I want to change the bit rate, the resolution, and the frame rate (optional),
and want to be controled by client equipment (e.g. RSTP),
then I selected the OpenMAX IL API and nVIDIA Multimedia API.

Hi mynaemi,
So do you also observe high CPU usage via tegrastats? Please share the tegrastats of running your application for reference.

Hi mynaemi,
In running ~/tegra_multimedia_api/samples/10_camera_recording(manually set to 1920x1080 and skip file writing) on r24.2.1, we don’t observe the high CPU usage. It does not look like the H264 encoder take the CPU usage. Are you able to break down your app to get more clues?

Hi mynaemi,

Have you made good progress on this issue?
Any experiment result can be shared to move this issue forward?

Thanks

Hi DaneLLL and kayccc,

I appreciate your support very much.

Sorry, I’m hampered by pressure of writing year-end-report.

The difference between DaneLLL’s experiment and my application:
(1) Network access — many sendto()
(2) Timer access — many usleep() and gettimeofday(), etc.
But I think that these are not too much.

I wonder that these hardware accesses affect this phenomenon.

All hardware IRQ access starts in CPU0 core. The network card no doubt uses time on that core. It is possible that flooding CPU0 with network interrupts could change things for other drivers, but not necessarily (it’s plausible but you’d have to have evidence that the IRQs are overwhelming CPU0).

usleep() would likely improve things as it gives the ksoftirq scheduler a chance to smooth out its load and context switch to handle the higher priority soft IRQs (I’m assuming the usleep() is not within a hardware driver which is locking CPU0…a locked CPU0 core sleeping would be extraordinarily bad) and context switch among the non-CPU0 cores. This would give even a heavily loaded system the feeling of running smoothly.
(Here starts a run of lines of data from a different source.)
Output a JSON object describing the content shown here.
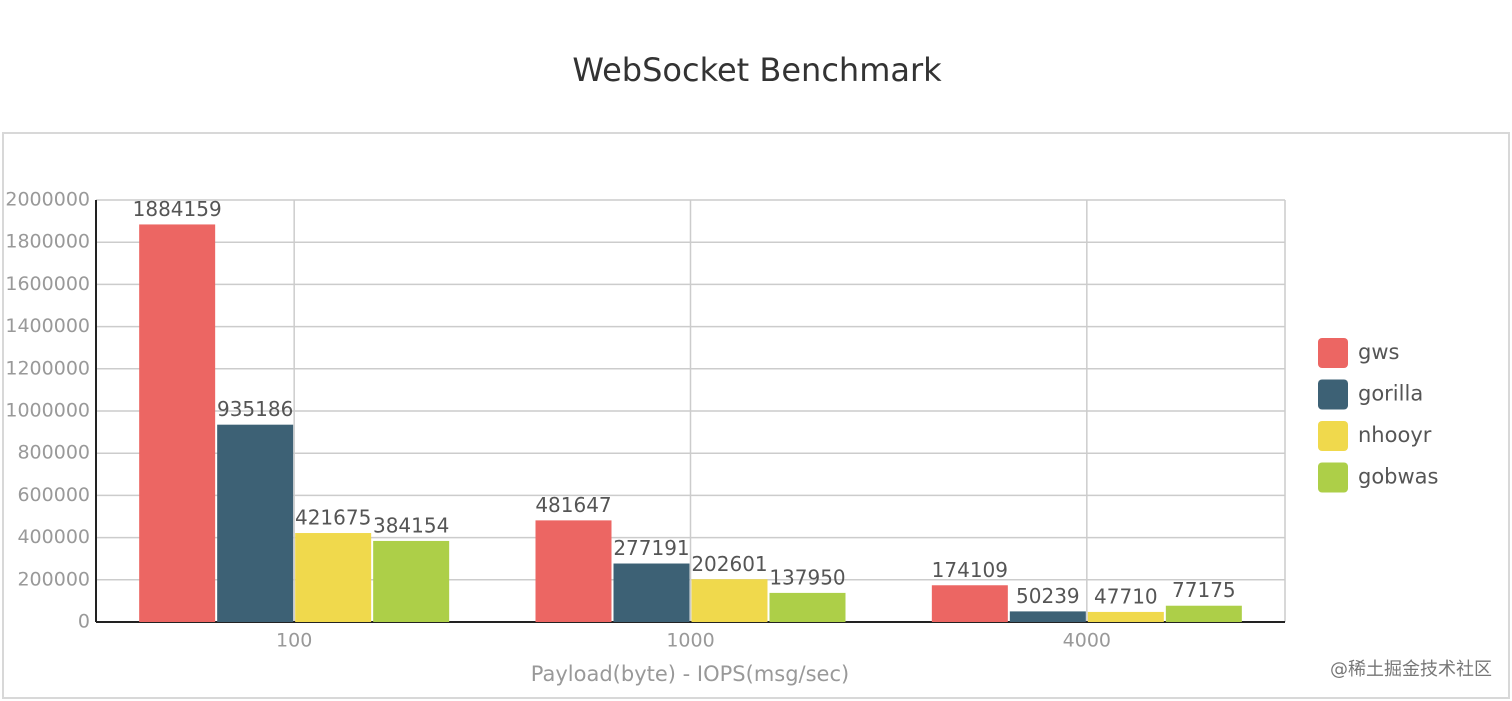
{
  "chart_data": {
    "type": "bar",
    "title": "WebSocket Benchmark",
    "x_label": "Payload(byte) - IOPS(msg/sec)",
    "categories": [
      "100",
      "1000",
      "4000"
    ],
    "series": [
      {
        "name": "gws",
        "color": "#ec6663",
        "values": [
          1884159,
          481647,
          174109
        ]
      },
      {
        "name": "gorilla",
        "color": "#3d6175",
        "values": [
          935186,
          277191,
          50239
        ]
      },
      {
        "name": "nhooyr",
        "color": "#f0d94c",
        "values": [
          421675,
          202601,
          47710
        ]
      },
      {
        "name": "gobwas",
        "color": "#adcf48",
        "values": [
          384154,
          137950,
          77175
        ]
      }
    ],
    "ylim": [
      0,
      2000000
    ],
    "yticks": [
      0,
      200000,
      400000,
      600000,
      800000,
      1000000,
      1200000,
      1400000,
      1600000,
      1800000,
      2000000
    ],
    "grid": true,
    "legend": "right",
    "data_labels": true
  },
  "watermark": "@稀土掘金技术社区"
}
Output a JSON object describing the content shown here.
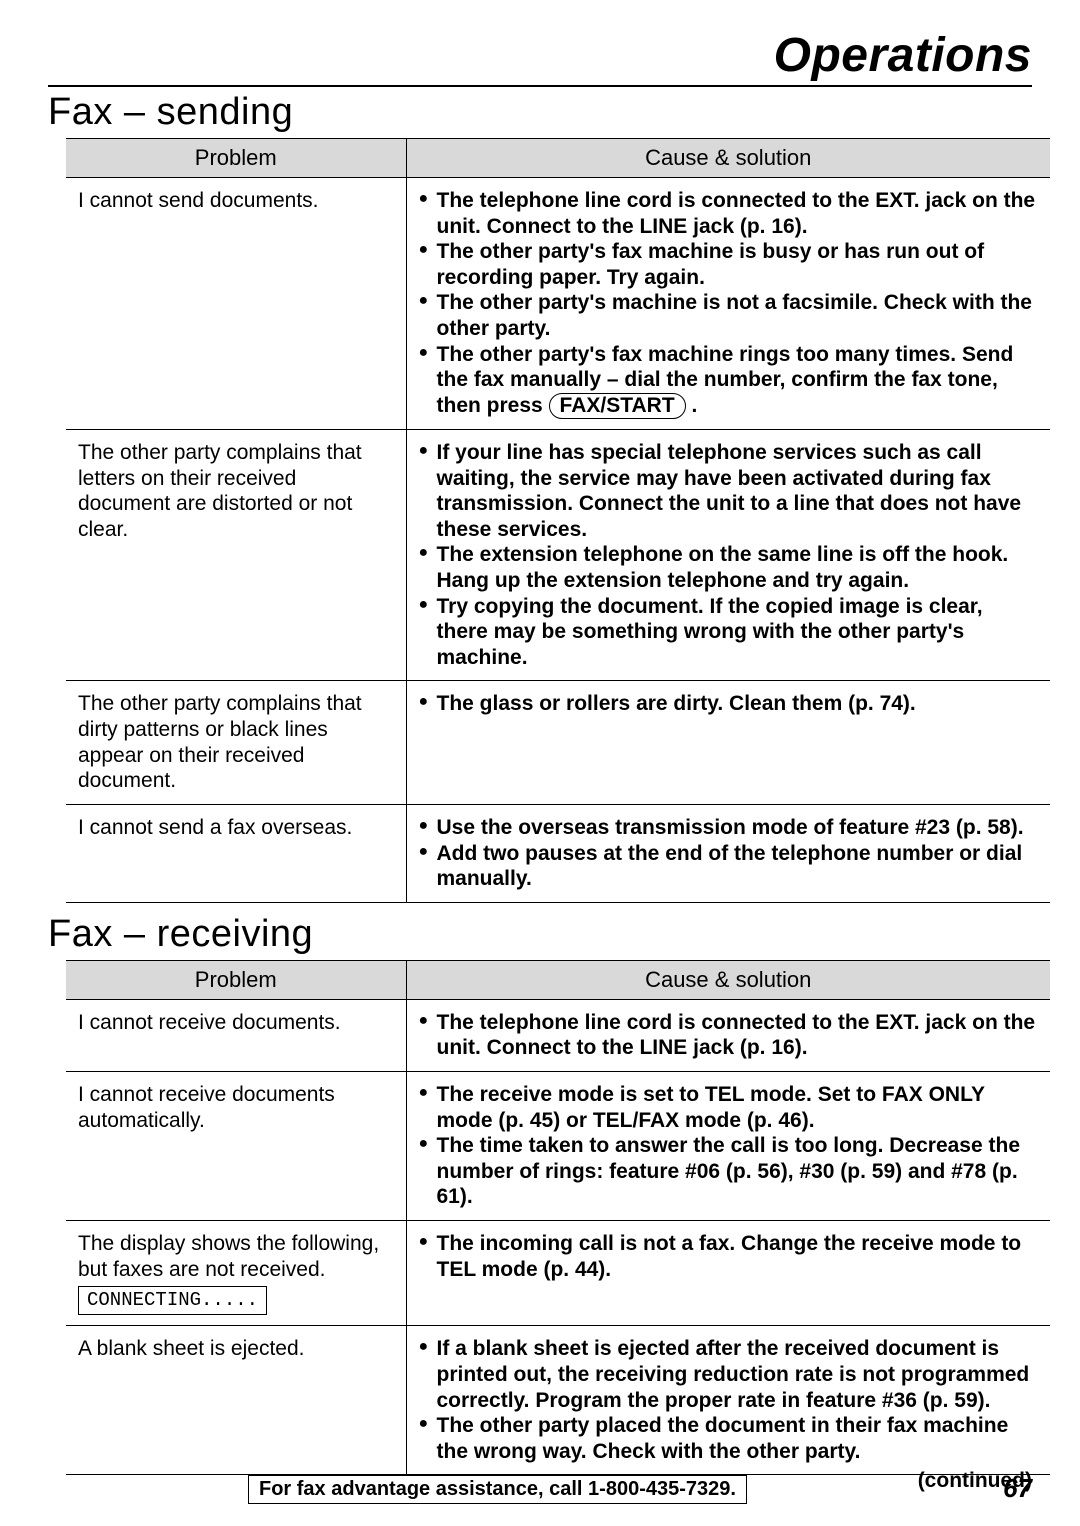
{
  "page": {
    "title": "Operations",
    "continued": "(continued)",
    "assist": "For fax advantage assistance, call 1-800-435-7329.",
    "pagenum": "67"
  },
  "columns": {
    "problem": "Problem",
    "solution": "Cause & solution"
  },
  "sending": {
    "title": "Fax – sending",
    "rows": [
      {
        "problem": "I cannot send documents.",
        "bullets": [
          "The telephone line cord is connected to the EXT. jack on the unit. Connect to the LINE jack (p. 16).",
          "The other party's fax machine is busy or has run out of recording paper. Try again.",
          "The other party's machine is not a facsimile. Check with the other party.",
          "The other party's fax machine rings too many times. Send the fax manually – dial the number, confirm the fax tone, then press __FAXBTN__ ."
        ]
      },
      {
        "problem": "The other party complains that letters on their received document are distorted or not clear.",
        "bullets": [
          "If your line has special telephone services such as call waiting, the service may have been activated during fax transmission. Connect the unit to a line that does not have these services.",
          "The extension telephone on the same line is off the hook. Hang up the extension telephone and try again.",
          "Try copying the document. If the copied image is clear, there may be something wrong with the other party's machine."
        ]
      },
      {
        "problem": "The other party complains that dirty patterns or black lines appear on their received document.",
        "bullets": [
          "The glass or rollers are dirty. Clean them (p. 74)."
        ]
      },
      {
        "problem": "I cannot send a fax overseas.",
        "bullets": [
          "Use the overseas transmission mode of feature #23 (p. 58).",
          "Add two pauses at the end of the telephone number or dial manually."
        ]
      }
    ]
  },
  "receiving": {
    "title": "Fax – receiving",
    "rows": [
      {
        "problem": "I cannot receive documents.",
        "bullets": [
          "The telephone line cord is connected to the EXT. jack on the unit. Connect to the LINE jack (p. 16)."
        ]
      },
      {
        "problem": "I cannot receive documents automatically.",
        "bullets": [
          "The receive mode is set to TEL mode. Set to FAX ONLY mode (p. 45) or TEL/FAX mode (p. 46).",
          "The time taken to answer the call is too long. Decrease the number of rings: feature #06 (p. 56), #30 (p. 59) and #78 (p. 61)."
        ]
      },
      {
        "problem": "The display shows the following, but faxes are not received.",
        "box": "CONNECTING.....",
        "bullets": [
          "The incoming call is not a fax. Change the receive mode to TEL mode (p. 44)."
        ]
      },
      {
        "problem": "A blank sheet is ejected.",
        "bullets": [
          "If a blank sheet is ejected after the received document is printed out, the receiving reduction rate is not programmed correctly. Program the proper rate in feature #36 (p. 59).",
          "The other party placed the document in their fax machine the wrong way. Check with the other party."
        ]
      }
    ]
  },
  "faxbtn": "FAX/START"
}
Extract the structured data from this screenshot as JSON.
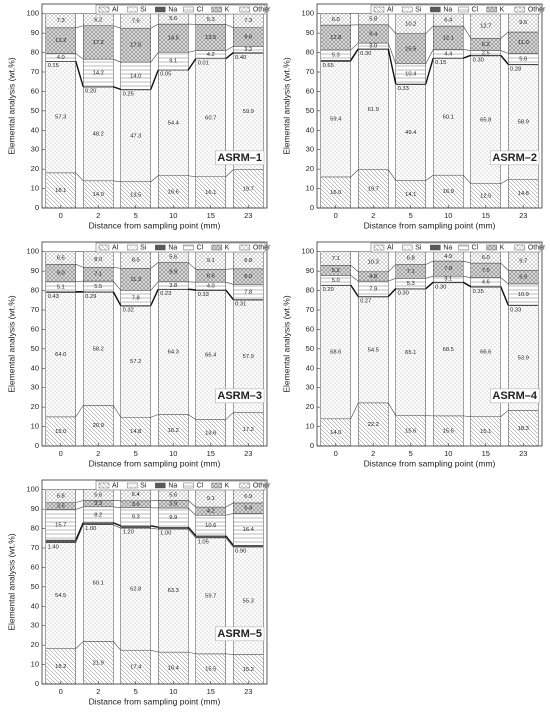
{
  "chart_data": [
    {
      "type": "stacked_bar",
      "title": "ASRM–1",
      "x_label": "Distance from sampling point (mm)",
      "y_label": "Elemental analysis (wt.%)",
      "categories": [
        "0",
        "2",
        "5",
        "10",
        "15",
        "23"
      ],
      "ylim": [
        0,
        105
      ],
      "yticks": [
        0,
        10,
        20,
        30,
        40,
        50,
        60,
        70,
        80,
        90,
        100
      ],
      "series": [
        {
          "name": "Al",
          "color": "#ffffff",
          "hatch": "diagonal",
          "values": [
            18.1,
            14.0,
            13.5,
            16.6,
            16.1,
            19.7
          ],
          "value_labels": [
            "18.1",
            "14.0",
            "13.5",
            "16.6",
            "16.1",
            "19.7"
          ]
        },
        {
          "name": "Si",
          "color": "#ffffff",
          "hatch": "dots",
          "values": [
            57.3,
            48.2,
            47.3,
            54.4,
            60.7,
            59.9
          ],
          "value_labels": [
            "57.3",
            "48.2",
            "47.3",
            "54.4",
            "60.7",
            "59.9"
          ]
        },
        {
          "name": "Na",
          "color": "#5a5a5a",
          "hatch": "solid",
          "values": [
            0.15,
            0.2,
            0.25,
            0.05,
            0.01,
            0.4
          ],
          "value_labels": [
            "0.15",
            "0.20",
            "0.25",
            "0.05",
            "0.01",
            "0.40"
          ]
        },
        {
          "name": "Cl",
          "color": "#ffffff",
          "hatch": "horizontal",
          "values": [
            4.0,
            14.2,
            14.0,
            9.1,
            4.2,
            3.2
          ],
          "value_labels": [
            "4.0",
            "14.2",
            "14.0",
            "9.1",
            "4.2",
            "3.2"
          ]
        },
        {
          "name": "K",
          "color": "#d4d4d4",
          "hatch": "cross",
          "values": [
            13.2,
            17.2,
            17.5,
            14.5,
            13.5,
            9.6
          ],
          "value_labels": [
            "13.2",
            "17.2",
            "17.5",
            "14.5",
            "13.5",
            "9.6"
          ]
        },
        {
          "name": "Other",
          "color": "#ffffff",
          "hatch": "grid",
          "values": [
            7.3,
            6.2,
            7.6,
            5.6,
            5.3,
            7.3
          ],
          "value_labels": [
            "7.3",
            "6.2",
            "7.6",
            "5.6",
            "5.3",
            "7.3"
          ]
        }
      ]
    },
    {
      "type": "stacked_bar",
      "title": "ASRM–2",
      "x_label": "Distance from sampling point (mm)",
      "y_label": "Elemental analysis (wt.%)",
      "categories": [
        "0",
        "2",
        "5",
        "10",
        "15",
        "23"
      ],
      "ylim": [
        0,
        105
      ],
      "yticks": [
        0,
        10,
        20,
        30,
        40,
        50,
        60,
        70,
        80,
        90,
        100
      ],
      "series": [
        {
          "name": "Al",
          "color": "#ffffff",
          "hatch": "diagonal",
          "values": [
            16.0,
            19.7,
            14.1,
            16.9,
            12.5,
            14.8
          ],
          "value_labels": [
            "16.0",
            "19.7",
            "14.1",
            "16.9",
            "12.5",
            "14.8"
          ]
        },
        {
          "name": "Si",
          "color": "#ffffff",
          "hatch": "dots",
          "values": [
            59.4,
            61.9,
            49.4,
            60.1,
            65.8,
            58.9
          ],
          "value_labels": [
            "59.4",
            "61.9",
            "49.4",
            "60.1",
            "65.8",
            "58.9"
          ]
        },
        {
          "name": "Na",
          "color": "#5a5a5a",
          "hatch": "solid",
          "values": [
            0.65,
            0.3,
            0.33,
            0.15,
            0.3,
            0.28
          ],
          "value_labels": [
            "0.65",
            "0.30",
            "0.33",
            "0.15",
            "0.30",
            "0.28"
          ]
        },
        {
          "name": "Cl",
          "color": "#ffffff",
          "hatch": "horizontal",
          "values": [
            5.3,
            3.0,
            10.4,
            4.4,
            2.5,
            5.6
          ],
          "value_labels": [
            "5.3",
            "3.0",
            "10.4",
            "4.4",
            "2.5",
            "5.6"
          ]
        },
        {
          "name": "K",
          "color": "#d4d4d4",
          "hatch": "cross",
          "values": [
            12.8,
            9.4,
            15.5,
            12.1,
            6.2,
            11.0
          ],
          "value_labels": [
            "12.8",
            "9.4",
            "15.5",
            "12.1",
            "6.2",
            "11.0"
          ]
        },
        {
          "name": "Other",
          "color": "#ffffff",
          "hatch": "grid",
          "values": [
            6.0,
            5.8,
            10.2,
            6.4,
            12.7,
            9.6
          ],
          "value_labels": [
            "6.0",
            "5.8",
            "10.2",
            "6.4",
            "12.7",
            "9.6"
          ]
        }
      ]
    },
    {
      "type": "stacked_bar",
      "title": "ASRM–3",
      "x_label": "Distance from sampling point (mm)",
      "y_label": "Elemental analysis (wt.%)",
      "categories": [
        "0",
        "2",
        "5",
        "10",
        "15",
        "23"
      ],
      "ylim": [
        0,
        105
      ],
      "yticks": [
        0,
        10,
        20,
        30,
        40,
        50,
        60,
        70,
        80,
        90,
        100
      ],
      "series": [
        {
          "name": "Al",
          "color": "#ffffff",
          "hatch": "diagonal",
          "values": [
            15.0,
            20.9,
            14.8,
            16.2,
            13.6,
            17.2
          ],
          "value_labels": [
            "15.0",
            "20.9",
            "14.8",
            "16.2",
            "13.6",
            "17.2"
          ]
        },
        {
          "name": "Si",
          "color": "#ffffff",
          "hatch": "dots",
          "values": [
            64.0,
            58.2,
            57.2,
            64.3,
            66.4,
            57.9
          ],
          "value_labels": [
            "64.0",
            "58.2",
            "57.2",
            "64.3",
            "66.4",
            "57.9"
          ]
        },
        {
          "name": "Na",
          "color": "#5a5a5a",
          "hatch": "solid",
          "values": [
            0.43,
            0.29,
            0.32,
            0.23,
            0.33,
            0.31
          ],
          "value_labels": [
            "0.43",
            "0.29",
            "0.32",
            "0.23",
            "0.33",
            "0.31"
          ]
        },
        {
          "name": "Cl",
          "color": "#ffffff",
          "hatch": "horizontal",
          "values": [
            5.1,
            5.5,
            7.8,
            3.8,
            4.0,
            7.8
          ],
          "value_labels": [
            "5.1",
            "5.5",
            "7.8",
            "3.8",
            "4.0",
            "7.8"
          ]
        },
        {
          "name": "K",
          "color": "#d4d4d4",
          "hatch": "cross",
          "values": [
            9.0,
            7.1,
            11.3,
            9.9,
            6.6,
            8.0
          ],
          "value_labels": [
            "9.0",
            "7.1",
            "11.3",
            "9.9",
            "6.6",
            "8.0"
          ]
        },
        {
          "name": "Other",
          "color": "#ffffff",
          "hatch": "grid",
          "values": [
            6.5,
            8.0,
            8.5,
            5.6,
            9.1,
            8.8
          ],
          "value_labels": [
            "6.5",
            "8.0",
            "8.5",
            "5.6",
            "9.1",
            "8.8"
          ]
        }
      ]
    },
    {
      "type": "stacked_bar",
      "title": "ASRM–4",
      "x_label": "Distance from sampling point (mm)",
      "y_label": "Elemental analysis (wt.%)",
      "categories": [
        "0",
        "2",
        "5",
        "10",
        "15",
        "23"
      ],
      "ylim": [
        0,
        105
      ],
      "yticks": [
        0,
        10,
        20,
        30,
        40,
        50,
        60,
        70,
        80,
        90,
        100
      ],
      "series": [
        {
          "name": "Al",
          "color": "#ffffff",
          "hatch": "diagonal",
          "values": [
            14.0,
            22.2,
            15.6,
            15.5,
            15.1,
            18.3
          ],
          "value_labels": [
            "14.0",
            "22.2",
            "15.6",
            "15.5",
            "15.1",
            "18.3"
          ]
        },
        {
          "name": "Si",
          "color": "#ffffff",
          "hatch": "dots",
          "values": [
            68.6,
            54.5,
            65.1,
            68.5,
            66.6,
            53.9
          ],
          "value_labels": [
            "68.6",
            "54.5",
            "65.1",
            "68.5",
            "66.6",
            "53.9"
          ]
        },
        {
          "name": "Na",
          "color": "#5a5a5a",
          "hatch": "solid",
          "values": [
            0.2,
            0.27,
            0.3,
            0.3,
            0.35,
            0.33
          ],
          "value_labels": [
            "0.20",
            "0.27",
            "0.30",
            "0.30",
            "0.35",
            "0.33"
          ]
        },
        {
          "name": "Cl",
          "color": "#ffffff",
          "hatch": "horizontal",
          "values": [
            5.0,
            7.9,
            5.3,
            3.1,
            4.6,
            10.9
          ],
          "value_labels": [
            "5.0",
            "7.9",
            "5.3",
            "3.1",
            "4.6",
            "10.9"
          ]
        },
        {
          "name": "K",
          "color": "#d4d4d4",
          "hatch": "cross",
          "values": [
            5.2,
            4.8,
            7.1,
            7.8,
            7.5,
            6.9
          ],
          "value_labels": [
            "5.2",
            "4.8",
            "7.1",
            "7.8",
            "7.5",
            "6.9"
          ]
        },
        {
          "name": "Other",
          "color": "#ffffff",
          "hatch": "grid",
          "values": [
            7.1,
            10.3,
            6.8,
            4.9,
            6.0,
            9.7
          ],
          "value_labels": [
            "7.1",
            "10.3",
            "6.8",
            "4.9",
            "6.0",
            "9.7"
          ]
        }
      ]
    },
    {
      "type": "stacked_bar",
      "title": "ASRM–5",
      "x_label": "Distance from sampling point (mm)",
      "y_label": "Elemental analysis (wt.%)",
      "categories": [
        "0",
        "2",
        "5",
        "10",
        "15",
        "23"
      ],
      "ylim": [
        0,
        105
      ],
      "yticks": [
        0,
        10,
        20,
        30,
        40,
        50,
        60,
        70,
        80,
        90,
        100
      ],
      "series": [
        {
          "name": "Al",
          "color": "#ffffff",
          "hatch": "diagonal",
          "values": [
            18.2,
            21.9,
            17.4,
            16.4,
            15.5,
            15.2
          ],
          "value_labels": [
            "18.2",
            "21.9",
            "17.4",
            "16.4",
            "15.5",
            "15.2"
          ]
        },
        {
          "name": "Si",
          "color": "#ffffff",
          "hatch": "dots",
          "values": [
            54.5,
            60.1,
            62.8,
            63.3,
            59.7,
            55.3
          ],
          "value_labels": [
            "54.5",
            "60.1",
            "62.8",
            "63.3",
            "59.7",
            "55.3"
          ]
        },
        {
          "name": "Na",
          "color": "#5a5a5a",
          "hatch": "solid",
          "values": [
            1.4,
            1.0,
            1.2,
            1.0,
            1.05,
            0.9
          ],
          "value_labels": [
            "1.40",
            "1.00",
            "1.20",
            "1.00",
            "1.05",
            "0.90"
          ]
        },
        {
          "name": "Cl",
          "color": "#ffffff",
          "hatch": "horizontal",
          "values": [
            15.7,
            8.2,
            9.3,
            9.9,
            10.6,
            16.4
          ],
          "value_labels": [
            "15.7",
            "8.2",
            "9.3",
            "9.9",
            "10.6",
            "16.4"
          ]
        },
        {
          "name": "K",
          "color": "#d4d4d4",
          "hatch": "cross",
          "values": [
            3.5,
            3.3,
            3.6,
            3.9,
            4.2,
            5.4
          ],
          "value_labels": [
            "3.5",
            "3.3",
            "3.6",
            "3.9",
            "4.2",
            "5.4"
          ]
        },
        {
          "name": "Other",
          "color": "#ffffff",
          "hatch": "grid",
          "values": [
            6.8,
            5.6,
            6.4,
            5.6,
            9.1,
            6.9
          ],
          "value_labels": [
            "6.8",
            "5.6",
            "6.4",
            "5.6",
            "9.1",
            "6.9"
          ]
        }
      ]
    }
  ]
}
Other calls like gettimeofday() would depend upon how the drivers are structured; perhaps gettimeofday() has some of its work offloaded to ksoftirq, which would be good, but if gettimeofday() were indirectly related to NTP and locked CPU0 while waiting for a remote answer this would be bad (I do not believe this is an actual issue, this is just for illustration).

Please help us to reproduce the issue with MMAPI samples(with patches) so that we can check further. The issue is not observed by running 10_camera_recording.

as said before: ksoftirqd does on Linux what the DPC mechanism does on Windows. It’s a necessary part of writing drivers that work well in a heterogenous system.
It seems likely to me that the high IRQ usage comes from the network access.
If you write a program that does 10,000 sendto() calls on some socket in a second, and that’s all it does, and run that, do you see the same IRQ level?
If so, then it’s pretty clear that the culprit is some part of the network stack.
Also, if you test on wireless versus ethernet, is there a difference?